Search code examples
entity-frameworkdatabase-migrationexcept

Bad performance with except too large in Entity Framework


I have to do a migration from one database(O) to another of certain data that is not in the final database(D), one of the problem is that the databasee's tables has differents names in fields. I was trying to do getting the data that is not in D database with:

var dtOrigin = from o in genEntitCeres.X.AsNoTracking() select o;
var dtDestiny = from d in genEntitAgp.X.AsNoTracking() select d;

var rowsMatch = from tOrigin in dtOrigin.AsEnumerable()
                    join tDestiny in dtDestiny.AsEnumerable()
                        on new { tOrigin.a, tOrigin.b} equals
                        new { tDestiny.a, tDestiny.b}
                    select tOrigin;

var rowsNotMatch = (from tOrigin in dtOrigin.AsEnumerable()
                    where !rowsMatch.Contains(tOrigin)
                    select tOrigin);

When I tried to do a for each or rowsNotMatch.Count(), it takes too long time...

My solution was doing with SqlQuery from a query getting the dismatch rows (more less 5 seconds, depends on siz of data mismatch). But I would like to know if there is another way with EF, like my code but that is not getting freeze.


Solution

  • This looks like you are opening 2 tables in 2 different dbContexts, want to compare 2 tables based on 2 columns in each table, find the rows in original table that don't have a match. Using EF to do something like this would not be my recommendation. It would be far better to do this at the database /w temp tables. By doing the .AsEnumerable() of each table you are loading the entire contents of those tables into memory.

    If you must do something like this in code: I'd consider something like:

    var destinationMatches = genEntitAgp.X.AsNoTracking()
      .Select(x=> new { x.id, x.a, x.b })
      .ToList();
    

    If this destination table is expected to be large, then you should perform this in pages of 1000 or so using .Skip() and .Take().

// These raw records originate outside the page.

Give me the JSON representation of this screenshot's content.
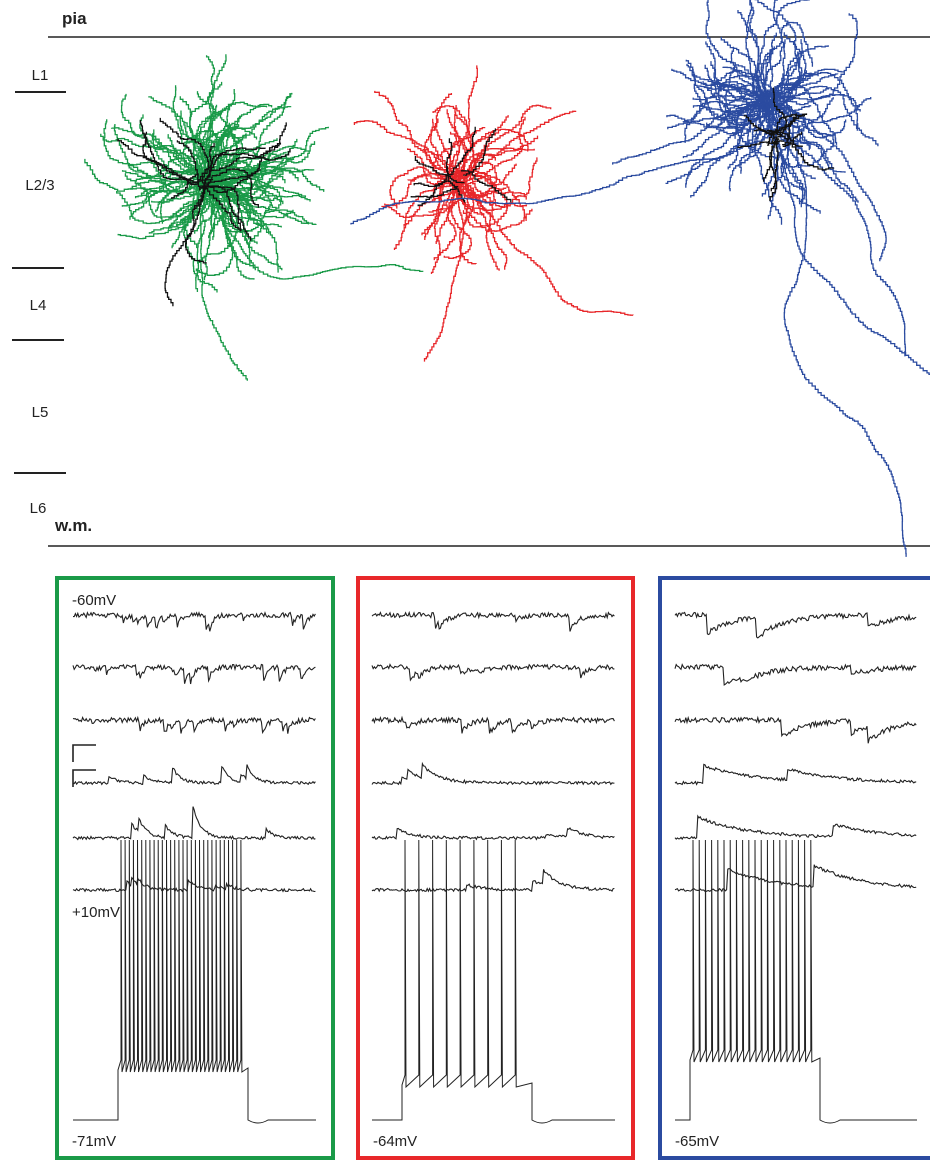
{
  "header": {
    "pia": "pia",
    "wm": "w.m."
  },
  "layers": [
    "L1",
    "L2/3",
    "L4",
    "L5",
    "L6"
  ],
  "panels": [
    {
      "top_label": "-60mV",
      "mid_label": "+10mV",
      "bottom_label": "-71mV"
    },
    {
      "bottom_label": "-64mV"
    },
    {
      "bottom_label": "-65mV"
    }
  ]
}
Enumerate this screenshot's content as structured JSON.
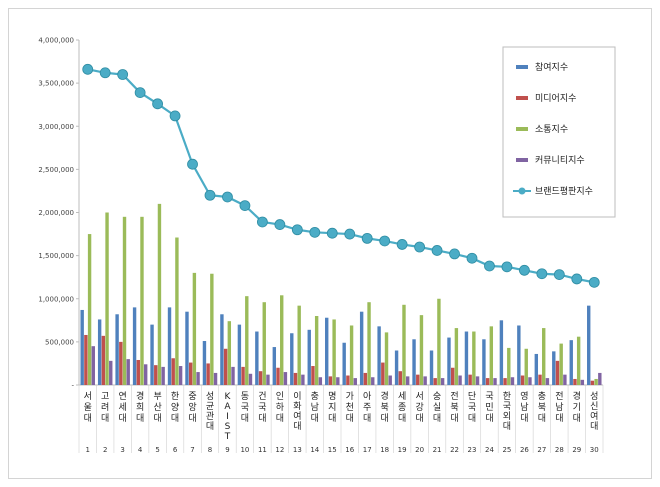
{
  "chart_data": {
    "type": "bar",
    "title": "",
    "xlabel": "",
    "ylabel": "",
    "ylim": [
      0,
      4000000
    ],
    "yticks": [
      "4,000,000",
      "3,500,000",
      "3,000,000",
      "2,500,000",
      "2,000,000",
      "1,500,000",
      "1,000,000",
      "500,000",
      "-"
    ],
    "ytick_values": [
      4000000,
      3500000,
      3000000,
      2500000,
      2000000,
      1500000,
      1000000,
      500000,
      0
    ],
    "grid": false,
    "legend_position": "right",
    "categories": [
      "서울대",
      "고려대",
      "연세대",
      "경희대",
      "부산대",
      "한양대",
      "중앙대",
      "성균관대",
      "KAIST",
      "동국대",
      "건국대",
      "인하대",
      "이화여대",
      "충남대",
      "명지대",
      "가천대",
      "아주대",
      "경북대",
      "세종대",
      "서강대",
      "숭실대",
      "전북대",
      "단국대",
      "국민대",
      "한국외대",
      "영남대",
      "충북대",
      "전남대",
      "경기대",
      "성신여대"
    ],
    "ranks": [
      "1",
      "2",
      "3",
      "4",
      "5",
      "6",
      "7",
      "8",
      "9",
      "10",
      "11",
      "12",
      "13",
      "14",
      "15",
      "16",
      "17",
      "18",
      "19",
      "20",
      "21",
      "22",
      "23",
      "24",
      "25",
      "26",
      "27",
      "28",
      "29",
      "30"
    ],
    "series": [
      {
        "name": "참여지수",
        "kind": "bar",
        "color": "#4F81BD",
        "values": [
          870000,
          760000,
          820000,
          900000,
          700000,
          900000,
          850000,
          510000,
          820000,
          700000,
          620000,
          440000,
          600000,
          640000,
          780000,
          490000,
          850000,
          680000,
          400000,
          530000,
          400000,
          550000,
          620000,
          530000,
          750000,
          690000,
          360000,
          390000,
          520000,
          920000
        ]
      },
      {
        "name": "미디어지수",
        "kind": "bar",
        "color": "#C0504D",
        "values": [
          580000,
          570000,
          500000,
          290000,
          230000,
          310000,
          260000,
          250000,
          420000,
          210000,
          160000,
          200000,
          140000,
          220000,
          100000,
          110000,
          140000,
          260000,
          160000,
          120000,
          80000,
          200000,
          120000,
          80000,
          80000,
          110000,
          120000,
          280000,
          70000,
          50000
        ]
      },
      {
        "name": "소통지수",
        "kind": "bar",
        "color": "#9BBB59",
        "values": [
          1750000,
          2000000,
          1950000,
          1950000,
          2100000,
          1710000,
          1300000,
          1290000,
          740000,
          1030000,
          960000,
          1040000,
          920000,
          800000,
          760000,
          690000,
          960000,
          610000,
          930000,
          810000,
          1000000,
          660000,
          620000,
          680000,
          430000,
          420000,
          660000,
          480000,
          560000,
          70000
        ]
      },
      {
        "name": "커뮤니티지수",
        "kind": "bar",
        "color": "#8064A2",
        "values": [
          450000,
          280000,
          300000,
          240000,
          210000,
          220000,
          150000,
          140000,
          210000,
          130000,
          120000,
          150000,
          120000,
          90000,
          90000,
          80000,
          90000,
          110000,
          100000,
          100000,
          80000,
          110000,
          100000,
          80000,
          90000,
          90000,
          80000,
          120000,
          60000,
          140000
        ]
      },
      {
        "name": "브랜드평판지수",
        "kind": "line",
        "color": "#4BACC6",
        "values": [
          3660000,
          3620000,
          3600000,
          3390000,
          3260000,
          3120000,
          2560000,
          2200000,
          2180000,
          2080000,
          1890000,
          1860000,
          1800000,
          1770000,
          1760000,
          1750000,
          1700000,
          1670000,
          1630000,
          1600000,
          1560000,
          1520000,
          1470000,
          1380000,
          1370000,
          1330000,
          1290000,
          1280000,
          1230000,
          1190000
        ]
      }
    ]
  }
}
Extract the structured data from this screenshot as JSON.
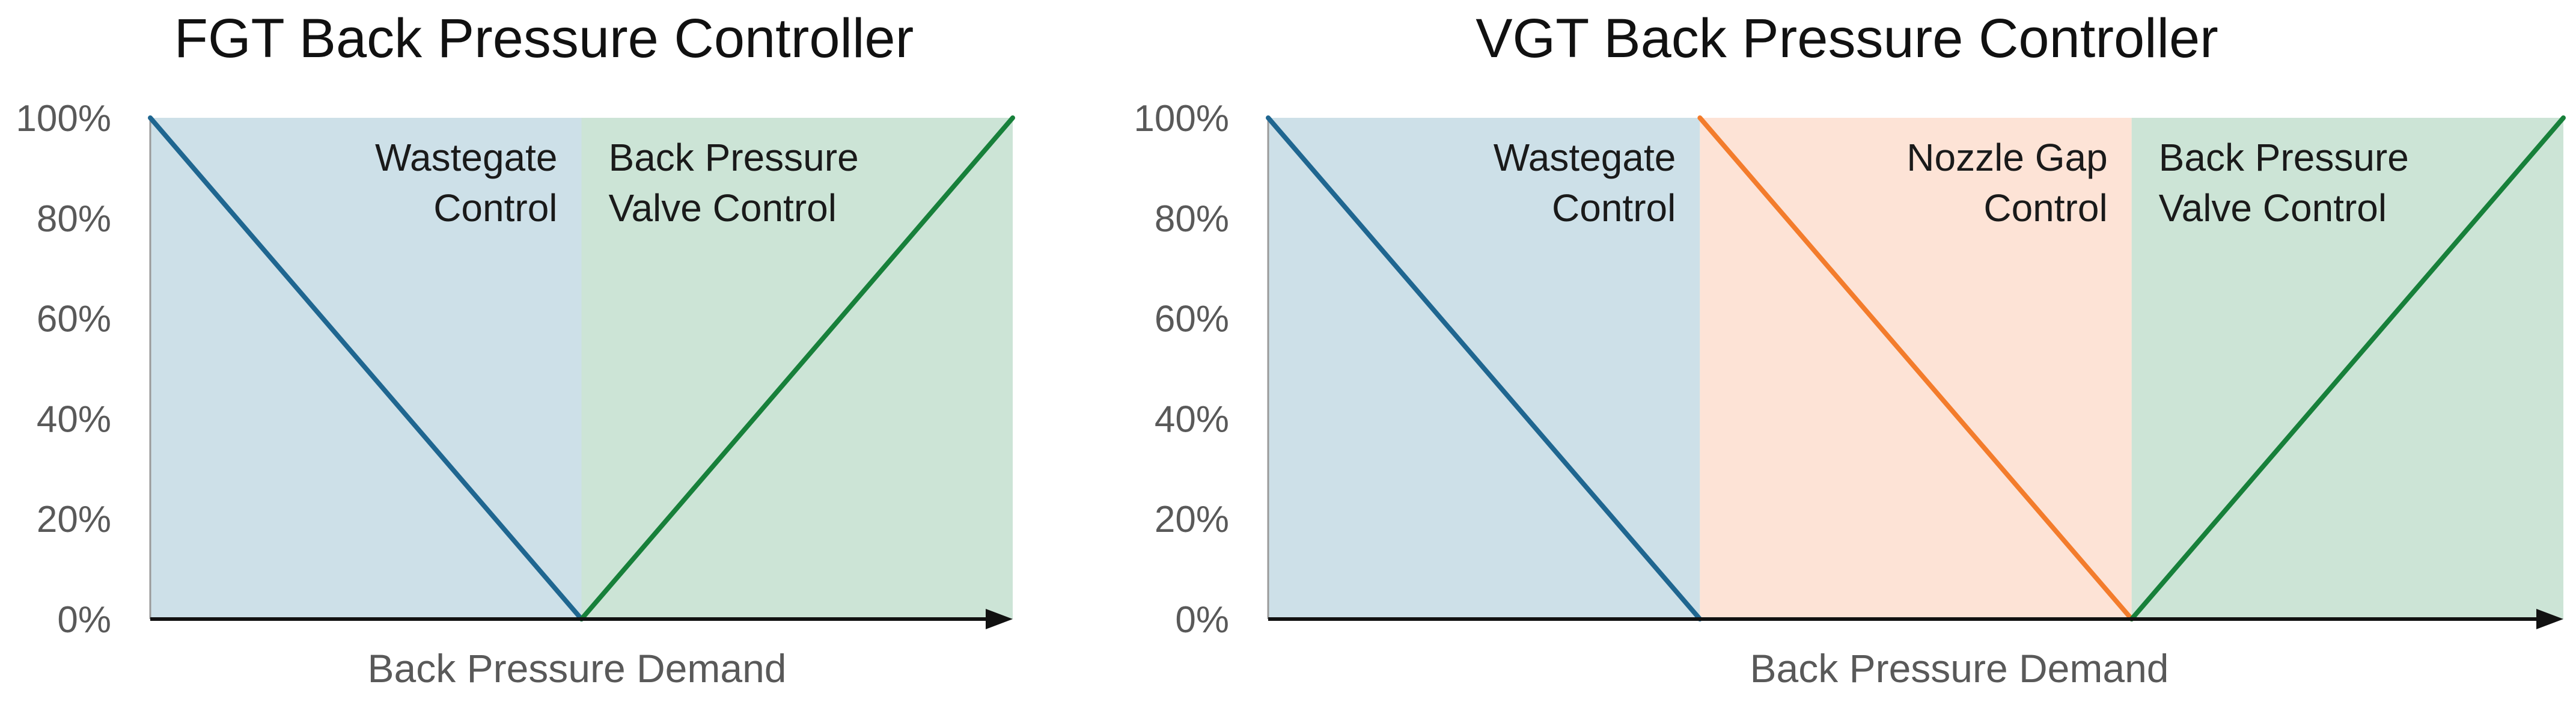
{
  "chart_data": [
    {
      "type": "line",
      "title": "FGT Back Pressure Controller",
      "xlabel": "Back Pressure Demand",
      "ylabel": "",
      "ylim": [
        0,
        100
      ],
      "xlim": [
        0,
        2
      ],
      "y_ticks": [
        "0%",
        "20%",
        "40%",
        "60%",
        "80%",
        "100%"
      ],
      "grid": false,
      "regions": [
        {
          "x": [
            0,
            1
          ],
          "label": [
            "Wastegate",
            "Control"
          ],
          "align": "right",
          "color": "#cde0e8"
        },
        {
          "x": [
            1,
            2
          ],
          "label": [
            "Back Pressure",
            "Valve Control"
          ],
          "align": "left",
          "color": "#cce4d6"
        }
      ],
      "series": [
        {
          "x": [
            0,
            1
          ],
          "y": [
            100,
            0
          ],
          "color": "#1f6690"
        },
        {
          "x": [
            1,
            2
          ],
          "y": [
            0,
            100
          ],
          "color": "#17803a"
        }
      ]
    },
    {
      "type": "line",
      "title": "VGT Back Pressure Controller",
      "xlabel": "Back Pressure Demand",
      "ylabel": "",
      "ylim": [
        0,
        100
      ],
      "xlim": [
        0,
        3
      ],
      "y_ticks": [
        "0%",
        "20%",
        "40%",
        "60%",
        "80%",
        "100%"
      ],
      "grid": false,
      "regions": [
        {
          "x": [
            0,
            1
          ],
          "label": [
            "Wastegate",
            "Control"
          ],
          "align": "right",
          "color": "#cde0e8"
        },
        {
          "x": [
            1,
            2
          ],
          "label": [
            "Nozzle Gap",
            "Control"
          ],
          "align": "right",
          "color": "#fde3d6"
        },
        {
          "x": [
            2,
            3
          ],
          "label": [
            "Back Pressure",
            "Valve Control"
          ],
          "align": "left",
          "color": "#cce4d6"
        }
      ],
      "series": [
        {
          "x": [
            0,
            1
          ],
          "y": [
            100,
            0
          ],
          "color": "#1f6690"
        },
        {
          "x": [
            1,
            2
          ],
          "y": [
            100,
            0
          ],
          "color": "#f37c2c"
        },
        {
          "x": [
            2,
            3
          ],
          "y": [
            0,
            100
          ],
          "color": "#17803a"
        }
      ]
    }
  ]
}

    The next step would be to insert all rows into a buffer table in the origin DB. The buffer table holds the PK of the destination row, and the criteria to match on.

    public class TempX
    {
      public int Id { get; set; }
      public string a { get; set; }
      public string b { get; set; }
    }
    

    I'd recommend a separate DBContext for this rather than the Origin one, to initialize without change tracking, and clear out any records initially in the TempX table. If you're inserting > 1000 rows you want to do this in batches of 1000, saveChanges, then dispose and re-create the context with each batch to keep the operations fast. The origin dbContext will need to know about TempX as well, just not for the population.

    Once the records are in the tempX table on the source schema:

    var entities = genEntitCeres.X.AsNoTracking()
      .Where(x => !genEntitCeres.TempX.AsNoTracking().Any(tx=>tx.a == x.a && tx.b == x.b)).ToList();
    

    Again if there are expected to be a lot of non-matches, then rather than the .ToList() use a .Skip() and .Take() approach.

    If this is something that could possibly be run more than once on a given database then I'd consider also hopefully having something like a CreatedAt/ModifiedAt dateTime value that I could use to filter on for both the Origin and Destination databases. I.e. record last run DateTime, then filter rows from both queries based on > LastRunDate to reduce the # of rows pulled and compared.